Despite the federal government’s repeated commitments to initiate open banking, including a recent pledge to introduce legislation this year, the FinTech sector has expressed mounting frustration over the persistent delays and the protracted timeline for implementing such a framework.
Zaidi said this is challenging enough for homegrown companies, but it also makes it more difficult for international FinTech companies looking to enter Canada, because the strategies that have proven successful in other markets may not be effective in Canada.
“If you’re in the US, you’re probably coming in with an unbanked or underbanked playbook, or if you’re from the UK, you’re coming in and you’re trying to scale the type of licensing and regulatory benefits that you have in those markets,” Zaidi said.
While Ferron and Rodrigues both agreed on the necessity of implementing open banking in Canada, they shared a slightly different perspective.
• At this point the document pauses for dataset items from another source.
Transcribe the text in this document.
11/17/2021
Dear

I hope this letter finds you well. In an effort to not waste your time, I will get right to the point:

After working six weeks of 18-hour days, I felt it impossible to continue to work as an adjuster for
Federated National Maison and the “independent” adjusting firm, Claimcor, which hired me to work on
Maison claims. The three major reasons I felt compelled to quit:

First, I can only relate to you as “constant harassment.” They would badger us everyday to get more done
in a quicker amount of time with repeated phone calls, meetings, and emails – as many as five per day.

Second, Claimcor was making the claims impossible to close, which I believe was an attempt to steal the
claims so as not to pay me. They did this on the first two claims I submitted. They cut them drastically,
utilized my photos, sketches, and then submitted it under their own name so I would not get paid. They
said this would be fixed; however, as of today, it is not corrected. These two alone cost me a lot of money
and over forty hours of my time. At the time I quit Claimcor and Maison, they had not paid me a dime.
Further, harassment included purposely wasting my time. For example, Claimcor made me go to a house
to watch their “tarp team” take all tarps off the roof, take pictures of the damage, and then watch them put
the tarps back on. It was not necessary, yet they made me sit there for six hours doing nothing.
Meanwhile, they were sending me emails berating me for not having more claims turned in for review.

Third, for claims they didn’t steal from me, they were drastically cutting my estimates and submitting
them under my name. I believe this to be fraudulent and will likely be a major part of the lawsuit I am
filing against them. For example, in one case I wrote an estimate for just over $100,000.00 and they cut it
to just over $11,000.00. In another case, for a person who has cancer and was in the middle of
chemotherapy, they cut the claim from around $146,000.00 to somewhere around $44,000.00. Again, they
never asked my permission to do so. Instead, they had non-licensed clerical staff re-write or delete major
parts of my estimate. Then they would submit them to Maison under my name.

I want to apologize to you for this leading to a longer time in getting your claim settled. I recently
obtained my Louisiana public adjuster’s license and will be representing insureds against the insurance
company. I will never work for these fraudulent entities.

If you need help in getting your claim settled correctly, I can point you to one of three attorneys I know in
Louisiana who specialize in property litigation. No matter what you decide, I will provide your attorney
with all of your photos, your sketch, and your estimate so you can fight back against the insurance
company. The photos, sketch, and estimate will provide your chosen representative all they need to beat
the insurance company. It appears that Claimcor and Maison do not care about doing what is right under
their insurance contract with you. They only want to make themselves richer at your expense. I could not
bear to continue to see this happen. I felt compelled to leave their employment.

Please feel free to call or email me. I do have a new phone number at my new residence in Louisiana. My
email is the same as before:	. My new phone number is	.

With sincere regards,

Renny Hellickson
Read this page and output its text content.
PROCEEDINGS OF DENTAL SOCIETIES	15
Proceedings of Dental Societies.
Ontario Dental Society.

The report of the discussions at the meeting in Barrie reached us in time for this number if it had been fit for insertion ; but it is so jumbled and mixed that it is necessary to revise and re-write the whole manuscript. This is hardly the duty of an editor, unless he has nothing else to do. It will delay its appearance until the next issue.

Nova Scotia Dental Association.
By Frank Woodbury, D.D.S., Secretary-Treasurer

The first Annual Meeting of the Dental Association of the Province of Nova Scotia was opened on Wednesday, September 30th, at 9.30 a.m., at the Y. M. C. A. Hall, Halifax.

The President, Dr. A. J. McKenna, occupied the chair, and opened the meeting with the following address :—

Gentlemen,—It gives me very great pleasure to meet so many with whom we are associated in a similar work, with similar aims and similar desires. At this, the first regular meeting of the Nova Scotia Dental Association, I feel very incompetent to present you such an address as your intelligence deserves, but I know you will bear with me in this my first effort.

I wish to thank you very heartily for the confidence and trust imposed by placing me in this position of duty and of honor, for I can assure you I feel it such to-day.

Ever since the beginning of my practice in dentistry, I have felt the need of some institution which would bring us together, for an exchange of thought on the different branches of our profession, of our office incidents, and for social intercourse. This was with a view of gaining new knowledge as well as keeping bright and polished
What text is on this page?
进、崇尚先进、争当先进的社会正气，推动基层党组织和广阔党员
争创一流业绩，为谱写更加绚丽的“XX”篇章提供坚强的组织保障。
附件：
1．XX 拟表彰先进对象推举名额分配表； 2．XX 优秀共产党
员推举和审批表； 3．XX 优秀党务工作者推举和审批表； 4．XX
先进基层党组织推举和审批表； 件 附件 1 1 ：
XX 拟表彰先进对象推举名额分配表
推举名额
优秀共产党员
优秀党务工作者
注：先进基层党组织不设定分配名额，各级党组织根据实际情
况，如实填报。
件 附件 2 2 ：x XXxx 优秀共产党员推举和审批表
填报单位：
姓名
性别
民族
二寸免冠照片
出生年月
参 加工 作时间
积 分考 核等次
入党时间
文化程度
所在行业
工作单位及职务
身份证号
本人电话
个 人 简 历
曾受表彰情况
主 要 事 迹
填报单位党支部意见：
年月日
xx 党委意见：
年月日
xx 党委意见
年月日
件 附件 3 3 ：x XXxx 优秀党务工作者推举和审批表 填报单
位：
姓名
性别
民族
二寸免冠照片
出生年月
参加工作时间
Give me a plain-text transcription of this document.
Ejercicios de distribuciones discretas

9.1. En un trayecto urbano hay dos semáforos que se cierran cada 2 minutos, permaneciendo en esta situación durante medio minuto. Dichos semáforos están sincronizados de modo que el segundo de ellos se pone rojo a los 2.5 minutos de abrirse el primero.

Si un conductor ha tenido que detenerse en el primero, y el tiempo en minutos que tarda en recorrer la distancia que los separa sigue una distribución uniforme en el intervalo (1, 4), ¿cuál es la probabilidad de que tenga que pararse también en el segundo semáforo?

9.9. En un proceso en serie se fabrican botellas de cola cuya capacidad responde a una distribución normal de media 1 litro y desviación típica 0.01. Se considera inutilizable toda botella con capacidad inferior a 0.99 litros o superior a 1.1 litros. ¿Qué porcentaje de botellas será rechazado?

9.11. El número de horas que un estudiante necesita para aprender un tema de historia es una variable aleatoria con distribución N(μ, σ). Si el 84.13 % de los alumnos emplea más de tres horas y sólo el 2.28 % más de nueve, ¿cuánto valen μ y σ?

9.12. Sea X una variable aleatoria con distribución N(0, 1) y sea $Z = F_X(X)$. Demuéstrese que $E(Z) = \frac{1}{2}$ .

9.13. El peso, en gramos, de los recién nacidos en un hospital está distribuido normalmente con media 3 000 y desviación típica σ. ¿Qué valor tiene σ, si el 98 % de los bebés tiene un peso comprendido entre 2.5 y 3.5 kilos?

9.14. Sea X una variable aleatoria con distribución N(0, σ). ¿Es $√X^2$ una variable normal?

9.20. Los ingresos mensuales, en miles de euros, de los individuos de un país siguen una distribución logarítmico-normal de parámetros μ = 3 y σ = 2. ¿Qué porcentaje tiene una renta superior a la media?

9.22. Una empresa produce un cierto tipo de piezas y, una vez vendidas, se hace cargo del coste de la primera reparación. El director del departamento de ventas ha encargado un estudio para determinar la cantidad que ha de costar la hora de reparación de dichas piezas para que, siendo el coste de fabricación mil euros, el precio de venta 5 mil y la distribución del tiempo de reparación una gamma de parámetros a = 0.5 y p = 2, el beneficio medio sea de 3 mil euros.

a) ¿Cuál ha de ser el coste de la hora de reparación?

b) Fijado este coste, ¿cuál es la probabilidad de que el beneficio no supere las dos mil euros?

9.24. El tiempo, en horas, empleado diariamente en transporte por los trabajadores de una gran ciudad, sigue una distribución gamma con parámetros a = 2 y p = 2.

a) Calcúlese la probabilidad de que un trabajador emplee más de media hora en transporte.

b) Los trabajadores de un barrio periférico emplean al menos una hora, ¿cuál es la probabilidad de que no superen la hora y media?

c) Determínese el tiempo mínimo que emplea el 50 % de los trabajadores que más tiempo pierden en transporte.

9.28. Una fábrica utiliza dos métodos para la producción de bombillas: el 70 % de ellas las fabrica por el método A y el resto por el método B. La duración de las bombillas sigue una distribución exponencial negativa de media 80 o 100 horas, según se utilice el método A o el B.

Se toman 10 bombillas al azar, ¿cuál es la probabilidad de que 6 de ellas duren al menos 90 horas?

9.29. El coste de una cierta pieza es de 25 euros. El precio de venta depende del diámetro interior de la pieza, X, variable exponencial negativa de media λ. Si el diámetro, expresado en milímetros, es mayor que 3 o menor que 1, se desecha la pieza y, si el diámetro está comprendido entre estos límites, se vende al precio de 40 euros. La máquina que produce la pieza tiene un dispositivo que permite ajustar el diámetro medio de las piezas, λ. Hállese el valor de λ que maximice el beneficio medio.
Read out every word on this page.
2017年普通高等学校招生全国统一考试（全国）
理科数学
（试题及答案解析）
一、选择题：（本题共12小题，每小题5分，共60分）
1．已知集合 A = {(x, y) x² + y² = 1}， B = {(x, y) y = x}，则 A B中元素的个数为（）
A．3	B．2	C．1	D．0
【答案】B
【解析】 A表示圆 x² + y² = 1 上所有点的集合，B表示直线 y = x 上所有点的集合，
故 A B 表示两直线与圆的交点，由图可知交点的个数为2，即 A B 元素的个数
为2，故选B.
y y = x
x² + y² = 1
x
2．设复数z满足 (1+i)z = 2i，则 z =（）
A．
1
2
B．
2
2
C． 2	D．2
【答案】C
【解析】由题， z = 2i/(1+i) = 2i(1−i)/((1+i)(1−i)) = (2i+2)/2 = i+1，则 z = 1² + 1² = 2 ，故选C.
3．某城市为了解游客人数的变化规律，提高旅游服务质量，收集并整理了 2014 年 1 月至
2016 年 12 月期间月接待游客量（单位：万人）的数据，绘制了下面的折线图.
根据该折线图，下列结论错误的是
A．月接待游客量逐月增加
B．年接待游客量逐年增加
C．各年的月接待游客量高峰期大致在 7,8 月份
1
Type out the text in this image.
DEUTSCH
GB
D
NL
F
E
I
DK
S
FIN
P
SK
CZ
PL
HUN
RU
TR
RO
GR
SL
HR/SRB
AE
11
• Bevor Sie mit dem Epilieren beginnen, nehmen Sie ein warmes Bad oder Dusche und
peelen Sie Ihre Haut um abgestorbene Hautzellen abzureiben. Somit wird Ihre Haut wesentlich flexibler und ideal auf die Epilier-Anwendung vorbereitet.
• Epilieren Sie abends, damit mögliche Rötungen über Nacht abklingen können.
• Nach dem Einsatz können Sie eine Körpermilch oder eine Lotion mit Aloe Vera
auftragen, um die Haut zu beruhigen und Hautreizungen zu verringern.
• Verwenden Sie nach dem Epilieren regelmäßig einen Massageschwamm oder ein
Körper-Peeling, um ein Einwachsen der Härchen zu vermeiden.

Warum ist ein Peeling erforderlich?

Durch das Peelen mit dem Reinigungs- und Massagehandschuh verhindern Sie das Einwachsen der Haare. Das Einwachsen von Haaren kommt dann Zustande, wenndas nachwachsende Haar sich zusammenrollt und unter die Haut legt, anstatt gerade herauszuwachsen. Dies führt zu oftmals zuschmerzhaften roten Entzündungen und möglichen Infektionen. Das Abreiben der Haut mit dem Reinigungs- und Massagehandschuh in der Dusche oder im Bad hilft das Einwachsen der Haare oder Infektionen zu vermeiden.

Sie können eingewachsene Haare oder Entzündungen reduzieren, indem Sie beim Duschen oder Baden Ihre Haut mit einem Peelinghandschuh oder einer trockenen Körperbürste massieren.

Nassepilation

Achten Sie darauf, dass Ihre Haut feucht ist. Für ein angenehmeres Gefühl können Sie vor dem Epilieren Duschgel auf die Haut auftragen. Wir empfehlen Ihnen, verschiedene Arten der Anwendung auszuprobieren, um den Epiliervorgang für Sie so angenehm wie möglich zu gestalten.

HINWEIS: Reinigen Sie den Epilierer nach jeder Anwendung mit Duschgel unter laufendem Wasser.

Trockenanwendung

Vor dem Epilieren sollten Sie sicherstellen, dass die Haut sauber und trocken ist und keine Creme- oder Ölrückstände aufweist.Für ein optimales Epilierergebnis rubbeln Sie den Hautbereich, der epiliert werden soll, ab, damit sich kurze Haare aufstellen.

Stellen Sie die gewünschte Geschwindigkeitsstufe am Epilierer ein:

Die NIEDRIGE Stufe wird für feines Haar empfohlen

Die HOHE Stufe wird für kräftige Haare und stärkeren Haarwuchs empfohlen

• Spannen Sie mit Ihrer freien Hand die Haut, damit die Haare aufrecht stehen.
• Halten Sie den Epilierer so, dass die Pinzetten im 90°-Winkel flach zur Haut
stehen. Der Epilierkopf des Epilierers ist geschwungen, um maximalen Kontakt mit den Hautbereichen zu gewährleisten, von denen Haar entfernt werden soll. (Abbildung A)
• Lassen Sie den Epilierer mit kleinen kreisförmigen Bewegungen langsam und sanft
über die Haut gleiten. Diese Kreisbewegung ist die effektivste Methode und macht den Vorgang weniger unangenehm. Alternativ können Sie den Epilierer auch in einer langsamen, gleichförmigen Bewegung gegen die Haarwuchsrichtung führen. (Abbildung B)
Rodrigues said that the absence of open banking is “not stopping the innovation, because our customers still want it and we need to build for it.”
Ferron quoted Float co-founder and CEO Rob Khazzam who recently said, “We can sit on our hands and keep complaining that open banking isn’t here, or we can keep innovating.”
“FinTechs are addressing real gaps in the Canadian market that large FIs either don’t have the interest in, don’t have the capacity for, or are just not part of their strategy,” Zaidi added. “That creates a whole host of opportunities.”
For all three panelists, enabling FinTech innovation was seen as a broader opportunity to problem solve. “We’re looking and ready to work with companies at any stage, we want to help create more homegrown success stories and the opportunity is strong in Canada,” Ferron said.